Among 10th-graders, the rate increased from 1.9 percent in 1992 to 4.9 percent in 1999. In 2003, 3.3 percent of 10th-graders reported annual cocaine use, significantly below the peak in 1999, though year-to-year changes were not significant. Among 8th-graders, 1.1 percent reported annual cocaine use in 1991, a figure that increased to 3.0 percent in 1996, hovered around that point for several years, then dropped to 2.2 percent in 2003-significantly below the 1996 high point.

In 2002, 33.9 million Americans age 12 and over reported lifetime use of cocaine, and 8.4 million of these reported using crack. About 5.9 million reported annual use of cocaine, and 1.6 million of these reported using crack. About 2 million reported 30-day use of cocaine, and 567,000 of these reported using crack.

The percentage of youth ages 12 to 17 reporting lifetime use of cocaine increased from 2.3 percent in 2001 to 2.7 percent in 2002. Among young adults ages 18 to 25, the rate increased from 14.9 percent in 2001 to 15.4 percent in 2002.

Since 1975, MTF researchers have annually surveyed almost 17,000 high school seniors nationwide to determine trends in drug use and to measure attitudes and beliefs about drug abuse.

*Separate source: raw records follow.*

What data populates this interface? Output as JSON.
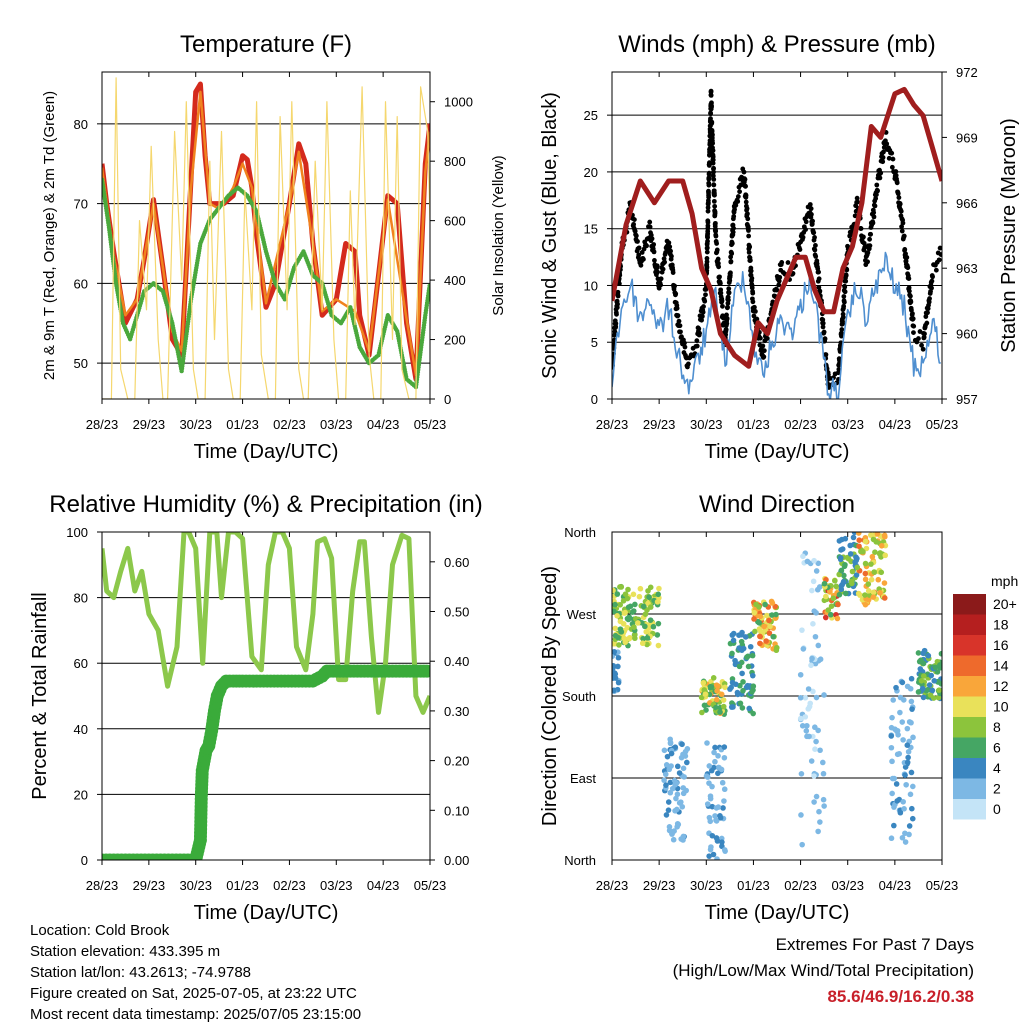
{
  "chart_data": [
    {
      "id": "temperature",
      "type": "line",
      "title": "Temperature (F)",
      "xlabel": "Time (Day/UTC)",
      "ylabel": "2m & 9m T (Red, Orange) & 2m Td (Green)",
      "y2label": "Solar Insolation (Yellow)",
      "x_ticks": [
        "28/23",
        "29/23",
        "30/23",
        "01/23",
        "02/23",
        "03/23",
        "04/23",
        "05/23"
      ],
      "ylim": [
        45.5,
        86.5
      ],
      "y_ticks": [
        50,
        60,
        70,
        80
      ],
      "y2lim": [
        0,
        1100
      ],
      "y2_ticks": [
        0,
        200,
        400,
        600,
        800,
        1000
      ],
      "grid": true,
      "series": [
        {
          "color": "#d42a1c",
          "axis": "y",
          "style": "thick-line",
          "x": [
            0,
            0.1,
            0.25,
            0.5,
            0.75,
            0.9,
            1.1,
            1.3,
            1.5,
            1.7,
            1.9,
            2.0,
            2.1,
            2.2,
            2.3,
            2.45,
            2.6,
            2.8,
            3.0,
            3.1,
            3.2,
            3.3,
            3.5,
            3.7,
            4.0,
            4.2,
            4.35,
            4.5,
            4.7,
            5.0,
            5.2,
            5.4,
            5.5,
            5.7,
            5.9,
            6.1,
            6.3,
            6.5,
            6.7,
            6.9,
            7.0
          ],
          "y": [
            75,
            70,
            64,
            55,
            58,
            63,
            70.5,
            62,
            53,
            51,
            73,
            84,
            85,
            76,
            70,
            70,
            70,
            71,
            76,
            75.5,
            72,
            66,
            57,
            60,
            70,
            77.5,
            75,
            65,
            56,
            58,
            65,
            64,
            56,
            51,
            61,
            71,
            70,
            55,
            48,
            75,
            80
          ]
        },
        {
          "color": "#f0821e",
          "axis": "y",
          "style": "line",
          "x": [
            0,
            0.25,
            0.5,
            0.75,
            1.1,
            1.5,
            1.7,
            1.9,
            2.1,
            2.3,
            2.45,
            2.6,
            2.8,
            3.0,
            3.2,
            3.5,
            4.0,
            4.2,
            4.5,
            4.7,
            5.0,
            5.4,
            5.7,
            6.1,
            6.5,
            6.7,
            6.9,
            7.0
          ],
          "y": [
            74.5,
            63.5,
            56,
            58,
            70,
            54,
            51.5,
            72,
            84,
            70,
            69.5,
            70,
            72,
            75,
            72,
            57.5,
            70,
            76.5,
            65,
            56.5,
            58,
            56.5,
            51.5,
            70.5,
            55.5,
            48.5,
            74,
            79
          ]
        },
        {
          "color": "#4aa83c",
          "axis": "y",
          "style": "dotted",
          "x": [
            0,
            0.15,
            0.3,
            0.45,
            0.6,
            0.75,
            0.9,
            1.1,
            1.3,
            1.5,
            1.7,
            1.9,
            2.1,
            2.3,
            2.5,
            2.7,
            2.9,
            3.1,
            3.3,
            3.5,
            3.7,
            3.9,
            4.1,
            4.3,
            4.5,
            4.7,
            4.9,
            5.1,
            5.3,
            5.5,
            5.7,
            5.9,
            6.1,
            6.3,
            6.5,
            6.7,
            6.9,
            7.0
          ],
          "y": [
            73,
            67,
            60,
            55,
            53,
            56,
            59,
            60,
            59,
            55,
            49,
            58,
            65,
            68,
            69.5,
            71,
            72,
            71,
            69,
            64,
            60,
            58,
            62,
            64,
            61,
            60,
            56,
            55,
            57,
            52,
            50,
            51,
            56,
            54,
            48,
            47,
            56,
            60
          ]
        },
        {
          "color": "#f5d76e",
          "axis": "y2",
          "style": "thin-line",
          "x": [
            0,
            0.2,
            0.3,
            0.4,
            0.55,
            0.7,
            0.8,
            0.95,
            1.05,
            1.2,
            1.3,
            1.4,
            1.55,
            1.7,
            1.8,
            1.95,
            2.05,
            2.2,
            2.3,
            2.4,
            2.55,
            2.7,
            2.8,
            2.95,
            3.05,
            3.2,
            3.3,
            3.4,
            3.55,
            3.7,
            3.8,
            3.95,
            4.05,
            4.2,
            4.3,
            4.4,
            4.55,
            4.7,
            4.8,
            4.95,
            5.05,
            5.2,
            5.3,
            5.4,
            5.55,
            5.7,
            5.8,
            5.95,
            6.05,
            6.2,
            6.3,
            6.4,
            6.55,
            6.7,
            6.8,
            6.95,
            7.0
          ],
          "y": [
            0,
            0,
            1080,
            100,
            0,
            0,
            600,
            300,
            850,
            200,
            0,
            0,
            900,
            400,
            1000,
            100,
            0,
            0,
            800,
            200,
            900,
            100,
            0,
            0,
            700,
            300,
            1000,
            150,
            0,
            0,
            950,
            300,
            1000,
            100,
            0,
            0,
            800,
            300,
            1000,
            200,
            0,
            0,
            700,
            250,
            1050,
            150,
            0,
            0,
            1000,
            200,
            950,
            100,
            0,
            0,
            1050,
            900,
            600
          ]
        }
      ]
    },
    {
      "id": "winds",
      "type": "line",
      "title": "Winds (mph) & Pressure (mb)",
      "xlabel": "Time (Day/UTC)",
      "ylabel": "Sonic Wind & Gust (Blue, Black)",
      "y2label": "Station Pressure (Maroon)",
      "x_ticks": [
        "28/23",
        "29/23",
        "30/23",
        "01/23",
        "02/23",
        "03/23",
        "04/23",
        "05/23"
      ],
      "ylim": [
        0,
        28.8
      ],
      "y_ticks": [
        0,
        5,
        10,
        15,
        20,
        25
      ],
      "y2lim": [
        957,
        972
      ],
      "y2_ticks": [
        957,
        960,
        963,
        966,
        969,
        972
      ],
      "grid": true,
      "series": [
        {
          "color": "#000000",
          "axis": "y",
          "style": "dotted",
          "x": [
            0,
            0.2,
            0.4,
            0.6,
            0.8,
            1.0,
            1.2,
            1.4,
            1.6,
            1.8,
            2.0,
            2.1,
            2.2,
            2.4,
            2.6,
            2.8,
            3.0,
            3.2,
            3.4,
            3.6,
            3.8,
            4.0,
            4.2,
            4.4,
            4.6,
            4.8,
            5.0,
            5.2,
            5.4,
            5.6,
            5.8,
            6.0,
            6.2,
            6.4,
            6.6,
            6.8,
            7.0
          ],
          "y": [
            3,
            13,
            17,
            12,
            15,
            10,
            14,
            7,
            3,
            5,
            10,
            26.7,
            14,
            5,
            17,
            20,
            8,
            4,
            8,
            12,
            11,
            14,
            17,
            10,
            1,
            2,
            13,
            17,
            12,
            18,
            23,
            20,
            14,
            6,
            5,
            11,
            13
          ]
        },
        {
          "color": "#4f8fd0",
          "axis": "y",
          "style": "line",
          "x": [
            0,
            0.2,
            0.4,
            0.6,
            0.8,
            1.0,
            1.2,
            1.4,
            1.6,
            1.8,
            2.0,
            2.2,
            2.4,
            2.6,
            2.8,
            3.0,
            3.2,
            3.4,
            3.6,
            3.8,
            4.0,
            4.2,
            4.4,
            4.6,
            4.8,
            5.0,
            5.2,
            5.4,
            5.6,
            5.8,
            6.0,
            6.2,
            6.4,
            6.6,
            6.8,
            7.0
          ],
          "y": [
            2,
            8,
            10,
            7,
            9,
            6,
            8,
            4,
            1,
            3,
            6,
            9,
            3,
            9,
            11,
            5,
            2,
            5,
            7,
            6,
            8,
            11,
            6,
            0.5,
            1,
            7,
            10,
            7,
            10,
            12,
            10,
            8,
            3,
            3,
            7,
            3
          ]
        },
        {
          "color": "#a01e1e",
          "axis": "y2",
          "style": "thick-line",
          "x": [
            0,
            0.3,
            0.6,
            0.9,
            1.2,
            1.5,
            1.7,
            1.9,
            2.1,
            2.3,
            2.6,
            2.9,
            3.1,
            3.3,
            3.5,
            3.7,
            3.9,
            4.1,
            4.3,
            4.5,
            4.7,
            4.9,
            5.1,
            5.3,
            5.5,
            5.7,
            6.0,
            6.2,
            6.4,
            6.6,
            6.8,
            7.0
          ],
          "y": [
            961.5,
            965,
            967,
            966,
            967,
            967,
            965.5,
            963,
            962,
            960,
            959,
            958.5,
            960.5,
            960,
            961.5,
            962.5,
            963.5,
            963.5,
            962,
            961,
            961,
            963,
            964,
            966,
            969.5,
            969,
            971,
            971.2,
            970.5,
            970,
            968.5,
            967
          ]
        }
      ]
    },
    {
      "id": "humidity",
      "type": "line",
      "title": "Relative Humidity (%) & Precipitation (in)",
      "xlabel": "Time (Day/UTC)",
      "ylabel": "Percent & Total Rainfall",
      "x_ticks": [
        "28/23",
        "29/23",
        "30/23",
        "01/23",
        "02/23",
        "03/23",
        "04/23",
        "05/23"
      ],
      "ylim": [
        0,
        100
      ],
      "y_ticks": [
        0,
        20,
        40,
        60,
        80,
        100
      ],
      "y2lim": [
        0,
        0.66
      ],
      "y2_ticks": [
        "0.00",
        "0.10",
        "0.20",
        "0.30",
        "0.40",
        "0.50",
        "0.60"
      ],
      "grid": true,
      "series": [
        {
          "color": "#8cc84b",
          "axis": "y",
          "style": "thick-line",
          "x": [
            0,
            0.1,
            0.25,
            0.4,
            0.55,
            0.7,
            0.85,
            1.0,
            1.2,
            1.4,
            1.6,
            1.75,
            1.85,
            2.0,
            2.15,
            2.3,
            2.45,
            2.55,
            2.7,
            2.85,
            3.0,
            3.2,
            3.4,
            3.55,
            3.7,
            3.85,
            4.0,
            4.15,
            4.35,
            4.5,
            4.6,
            4.75,
            4.9,
            5.05,
            5.2,
            5.35,
            5.5,
            5.6,
            5.75,
            5.9,
            6.05,
            6.2,
            6.4,
            6.55,
            6.7,
            6.85,
            7.0
          ],
          "y": [
            95,
            82,
            80,
            88,
            95,
            82,
            88,
            75,
            70,
            53,
            65,
            100,
            100,
            95,
            60,
            100,
            100,
            80,
            100,
            100,
            98,
            62,
            58,
            90,
            100,
            100,
            95,
            65,
            58,
            75,
            97,
            98,
            92,
            55,
            55,
            82,
            97,
            97,
            68,
            45,
            60,
            90,
            99,
            98,
            50,
            45,
            50
          ]
        },
        {
          "color": "#3aab3a",
          "axis": "y2",
          "style": "dots",
          "x": [
            0,
            0.5,
            1.0,
            1.5,
            2.0,
            2.1,
            2.12,
            2.14,
            2.18,
            2.22,
            2.28,
            2.34,
            2.4,
            2.46,
            2.55,
            2.65,
            2.8,
            3.0,
            3.3,
            3.6,
            3.9,
            4.2,
            4.5,
            4.7,
            4.8,
            5.0,
            5.3,
            5.6,
            5.9,
            6.2,
            6.5,
            6.8,
            7.0
          ],
          "y": [
            0,
            0,
            0,
            0,
            0,
            0.04,
            0.13,
            0.18,
            0.2,
            0.22,
            0.23,
            0.26,
            0.3,
            0.33,
            0.35,
            0.36,
            0.36,
            0.36,
            0.36,
            0.36,
            0.36,
            0.36,
            0.36,
            0.37,
            0.38,
            0.38,
            0.38,
            0.38,
            0.38,
            0.38,
            0.38,
            0.38,
            0.38
          ]
        }
      ]
    },
    {
      "id": "direction",
      "type": "scatter",
      "title": "Wind Direction",
      "xlabel": "Time (Day/UTC)",
      "ylabel": "Direction (Colored By Speed)",
      "x_ticks": [
        "28/23",
        "29/23",
        "30/23",
        "01/23",
        "02/23",
        "03/23",
        "04/23",
        "05/23"
      ],
      "y_ticks": [
        "North",
        "East",
        "South",
        "West",
        "North"
      ],
      "ylim": [
        0,
        360
      ],
      "grid": true,
      "legend": {
        "title": "mph",
        "placement": "right",
        "labels": [
          "20+",
          "18",
          "16",
          "14",
          "12",
          "10",
          "8",
          "6",
          "4",
          "2",
          "0"
        ],
        "colors": [
          "#8b1a1a",
          "#b51f1f",
          "#d8342a",
          "#ee6a2c",
          "#f9a63a",
          "#e9e15a",
          "#8cc43c",
          "#45a664",
          "#3a86c0",
          "#7db8e4",
          "#c4e4f7"
        ]
      },
      "clusters": [
        {
          "x0": 0.0,
          "x1": 1.0,
          "dir_lo": 235,
          "dir_hi": 300,
          "speed_lo": 5,
          "speed_hi": 11
        },
        {
          "x0": 0.0,
          "x1": 0.15,
          "dir_lo": 180,
          "dir_hi": 230,
          "speed_lo": 2,
          "speed_hi": 5
        },
        {
          "x0": 1.1,
          "x1": 1.6,
          "dir_lo": 20,
          "dir_hi": 135,
          "speed_lo": 1,
          "speed_hi": 4
        },
        {
          "x0": 1.9,
          "x1": 2.4,
          "dir_lo": 160,
          "dir_hi": 200,
          "speed_lo": 5,
          "speed_hi": 12
        },
        {
          "x0": 2.0,
          "x1": 2.4,
          "dir_lo": 0,
          "dir_hi": 130,
          "speed_lo": 1,
          "speed_hi": 4
        },
        {
          "x0": 2.5,
          "x1": 3.0,
          "dir_lo": 160,
          "dir_hi": 250,
          "speed_lo": 3,
          "speed_hi": 6
        },
        {
          "x0": 3.0,
          "x1": 3.5,
          "dir_lo": 230,
          "dir_hi": 285,
          "speed_lo": 6,
          "speed_hi": 14
        },
        {
          "x0": 4.0,
          "x1": 4.5,
          "dir_lo": 10,
          "dir_hi": 340,
          "speed_lo": 0,
          "speed_hi": 3
        },
        {
          "x0": 4.5,
          "x1": 4.8,
          "dir_lo": 265,
          "dir_hi": 310,
          "speed_lo": 5,
          "speed_hi": 16
        },
        {
          "x0": 4.8,
          "x1": 5.2,
          "dir_lo": 290,
          "dir_hi": 360,
          "speed_lo": 3,
          "speed_hi": 8
        },
        {
          "x0": 5.2,
          "x1": 5.8,
          "dir_lo": 280,
          "dir_hi": 360,
          "speed_lo": 7,
          "speed_hi": 14
        },
        {
          "x0": 5.9,
          "x1": 6.4,
          "dir_lo": 15,
          "dir_hi": 200,
          "speed_lo": 1,
          "speed_hi": 4
        },
        {
          "x0": 6.5,
          "x1": 7.0,
          "dir_lo": 175,
          "dir_hi": 230,
          "speed_lo": 4,
          "speed_hi": 9
        }
      ]
    }
  ],
  "info": {
    "location": "Location: Cold Brook",
    "elevation": "Station elevation: 433.395 m",
    "latlon": "Station lat/lon: 43.2613; -74.9788",
    "created": "Figure created on Sat, 2025-07-05, at 23:22 UTC",
    "recent": "Most recent data timestamp: 2025/07/05 23:15:00"
  },
  "extremes": {
    "line1": "Extremes For Past 7 Days",
    "line2": "(High/Low/Max Wind/Total Precipitation)",
    "values": "85.6/46.9/16.2/0.38"
  }
}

Over the past 2 years, the percentage of seniors who have used LSD has remained relatively stable. Between 1975 and 1997, the lowest lifetime use of LSD was reported by the class of 1986, when 7.2 percent of seniors reported using LSD at least once in their lives.

In 1997, 13.6 percent of seniors had experimented with LSD at least once in their lifetimes. The percentage of seniors reporting use of LSD in the past year nearly doubled from a low of 4.4 percent in 1985 to 8.4 percent in 1997. Almost 51 percent of seniors said it would have been fairly easy or very easy for them to get LSD if they had wanted it.

MTF assesses the extent of drug use among adolescents (8th-, 10th-, and 12th-graders) and young adults across the country. Recent data from the survey indicate the following:

In 2003, 6.2 percent of high school seniors had reported lifetime use of methamphetamine, statistically unchanged from 6.9 percent in 2001. Lifetime use was measured at 5.2 percent of 10th grade students and 3.9 percent of 8th-graders.
Annual use remained stable at 3.3 percent in 2003 among 10th-graders and at 3.2 percent among seniors.